Iets verder, in Castelnaudry, krijgen we een mooi voorbeeld van wat het Canal Du Midi in de huidige tijd voorstelt; tal van pleziervaartuigen liggen langs de kade van de oude haven. In het vlakbij gelegen "Grand Bassin" varen de huurjachten af en aan. Een fraaie stenen brug vormt de doorgang tussen de haven en het bassin. Oude huizen spiegelen zich in het water… je zou onder die omstandigheden bijna je motor voor zo'n comfortabel jacht inruilen!
In Castelnaudry willen we ook de Moulin de Cugarel bezoeken omdat je vanaf daar volgens onze reisgids een prachtig uitzicht hebt over het omliggende landschap. Een wirwar van eenrichtingsverkeer en wegenwerken beslist daar anders over. Als we tenslotte de D103 oprijden naar St Papoul zien we in de verte toch de oude windmolen over de vlakte uitkijken. De weg naar St Papoul loopt door een licht glooiend landschap. Weiden, velden vol uitgebloeide zonnebloemen en bosjes boorden de slingerende weg af. Niet zelden doemt een verlaten huis op uit het niets. De luiken gesloten, met hoog opgeschoten, verdroogd onkruid voor de deur en een verwilderde tuin ernaast… inderdaad, de Franse "campagne" loopt leeg dezer dagen.

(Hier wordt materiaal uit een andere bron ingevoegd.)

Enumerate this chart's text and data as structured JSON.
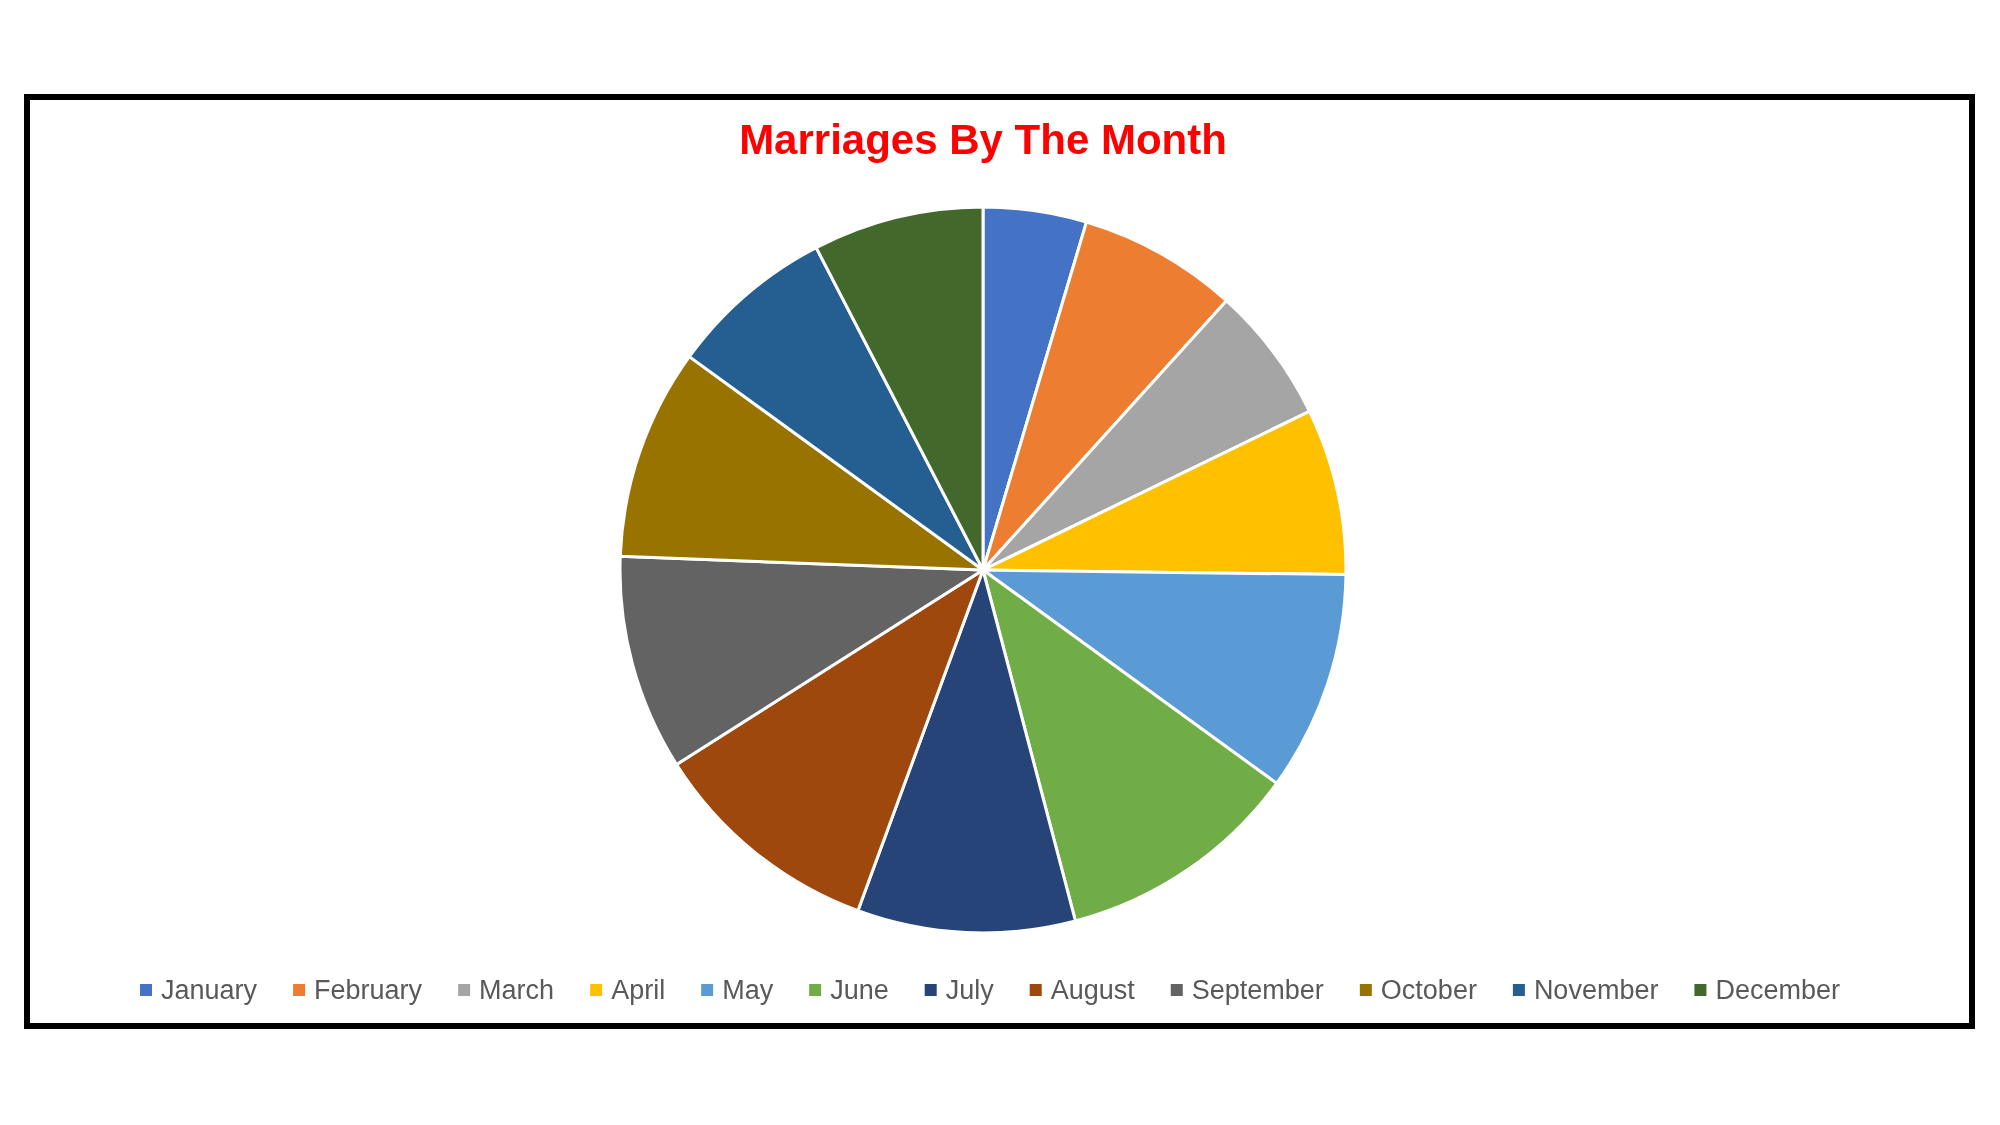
{
  "chart_data": {
    "type": "pie",
    "title": "Marriages By The Month",
    "categories": [
      "January",
      "February",
      "March",
      "April",
      "May",
      "June",
      "July",
      "August",
      "September",
      "October",
      "November",
      "December"
    ],
    "values": [
      4.6,
      7.1,
      6.1,
      7.4,
      9.8,
      10.9,
      9.7,
      10.4,
      9.6,
      9.4,
      7.4,
      7.6
    ],
    "colors": [
      "#4472c4",
      "#ed7d31",
      "#a5a5a5",
      "#ffc000",
      "#5b9bd5",
      "#70ad47",
      "#264478",
      "#9e480e",
      "#636363",
      "#997300",
      "#255e91",
      "#43682b"
    ],
    "legend": "bottom"
  }
}
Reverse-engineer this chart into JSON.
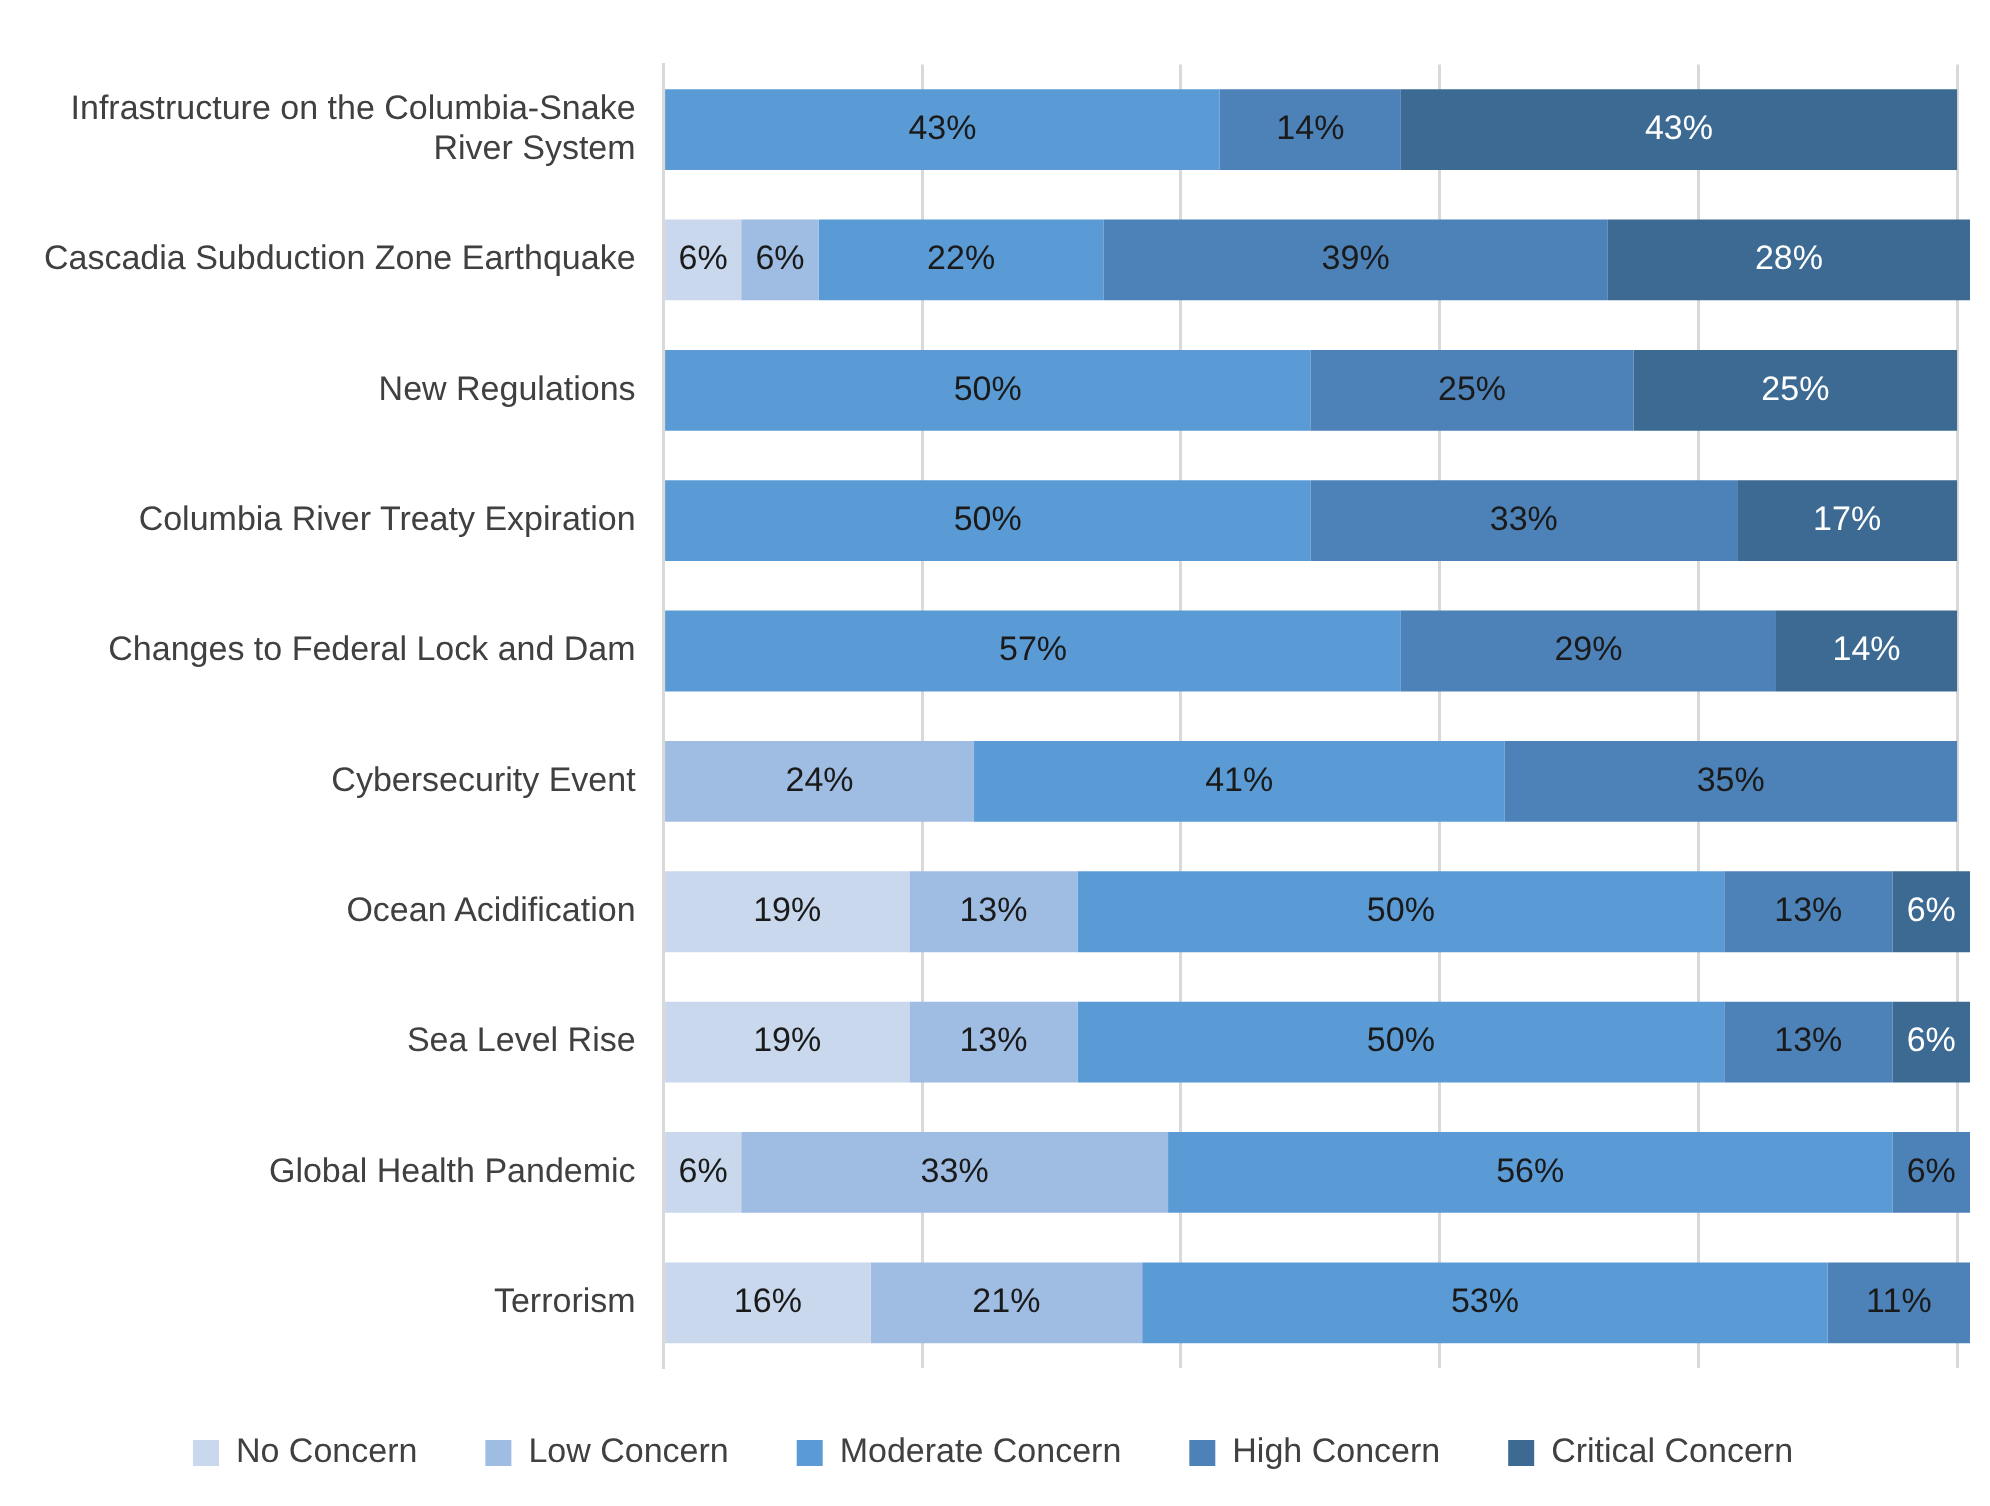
{
  "chart_data": {
    "type": "bar",
    "orientation": "horizontal",
    "stacked": true,
    "categories": [
      "Infrastructure on the Columbia-Snake River System",
      "Cascadia Subduction Zone Earthquake",
      "New Regulations",
      "Columbia River Treaty Expiration",
      "Changes to Federal Lock and Dam",
      "Cybersecurity Event",
      "Ocean Acidification",
      "Sea Level Rise",
      "Global Health Pandemic",
      "Terrorism"
    ],
    "series": [
      {
        "name": "No Concern",
        "color": "#c9d8ec",
        "values": [
          null,
          6,
          null,
          null,
          null,
          null,
          19,
          19,
          6,
          16
        ],
        "value_labels": [
          null,
          "6%",
          null,
          null,
          null,
          null,
          "19%",
          "19%",
          "6%",
          "16%"
        ]
      },
      {
        "name": "Low Concern",
        "color": "#9fbce2",
        "values": [
          null,
          6,
          null,
          null,
          null,
          24,
          13,
          13,
          33,
          21
        ],
        "value_labels": [
          null,
          "6%",
          null,
          null,
          null,
          "24%",
          "13%",
          "13%",
          "33%",
          "21%"
        ]
      },
      {
        "name": "Moderate Concern",
        "color": "#5b9bd5",
        "values": [
          43,
          22,
          50,
          50,
          57,
          41,
          50,
          50,
          56,
          53
        ],
        "value_labels": [
          "43%",
          "22%",
          "50%",
          "50%",
          "57%",
          "41%",
          "50%",
          "50%",
          "56%",
          "53%"
        ]
      },
      {
        "name": "High Concern",
        "color": "#4d82b8",
        "values": [
          14,
          39,
          25,
          33,
          29,
          35,
          13,
          13,
          6,
          11
        ],
        "value_labels": [
          "14%",
          "39%",
          "25%",
          "33%",
          "29%",
          "35%",
          "13%",
          "13%",
          "6%",
          "11%"
        ]
      },
      {
        "name": "Critical Concern",
        "color": "#3c6a93",
        "values": [
          43,
          28,
          25,
          17,
          14,
          null,
          6,
          6,
          null,
          null
        ],
        "value_labels": [
          "43%",
          "28%",
          "25%",
          "17%",
          "14%",
          null,
          "6%",
          "6%",
          null,
          null
        ]
      }
    ],
    "xlim": [
      0,
      101
    ],
    "xticks": [
      {
        "value": 0,
        "label": null
      },
      {
        "value": 20,
        "label": null
      },
      {
        "value": 40,
        "label": null
      },
      {
        "value": 60,
        "label": null
      },
      {
        "value": 80,
        "label": null
      },
      {
        "value": 100,
        "label": null
      }
    ],
    "tick_labels": "y",
    "grid": "x",
    "legend": "bottom"
  }
}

De jongeren trekken op zoek naar avontuur en werk naar de steden en laten heel wat oude huizen aan hun lot over. Geen wonder dat nogal wat buitenlanders deze huizen en domeinen opkopen en er hun vakantiebestemming van maken. Wie zou in zo'n streek –met zo'n klimaat!- niet op pensioen willen gaan?
In St Papoul is er geen kat te bekennen in de weinige straatjes die het dorp rijk is. Een fraai ijzeren hek geeft de ingang van de abdij aan maar blijkbaar is men niet op bezoekers gesteld want alle toegangen zijn op slot. We kunnen enkel door een afgesloten hek een glimp opvangen van een prachtig onderhouden binnentuin. We vragen ons af hoe de bewoners van de abdij hun dagen doorbrengen. Leeft men er in het heden en kijkt men naar de toekomst? Of baseert men zijn activiteiten veeleer op die uit het verleden? Geen kat die het weet buiten de betrokkenen…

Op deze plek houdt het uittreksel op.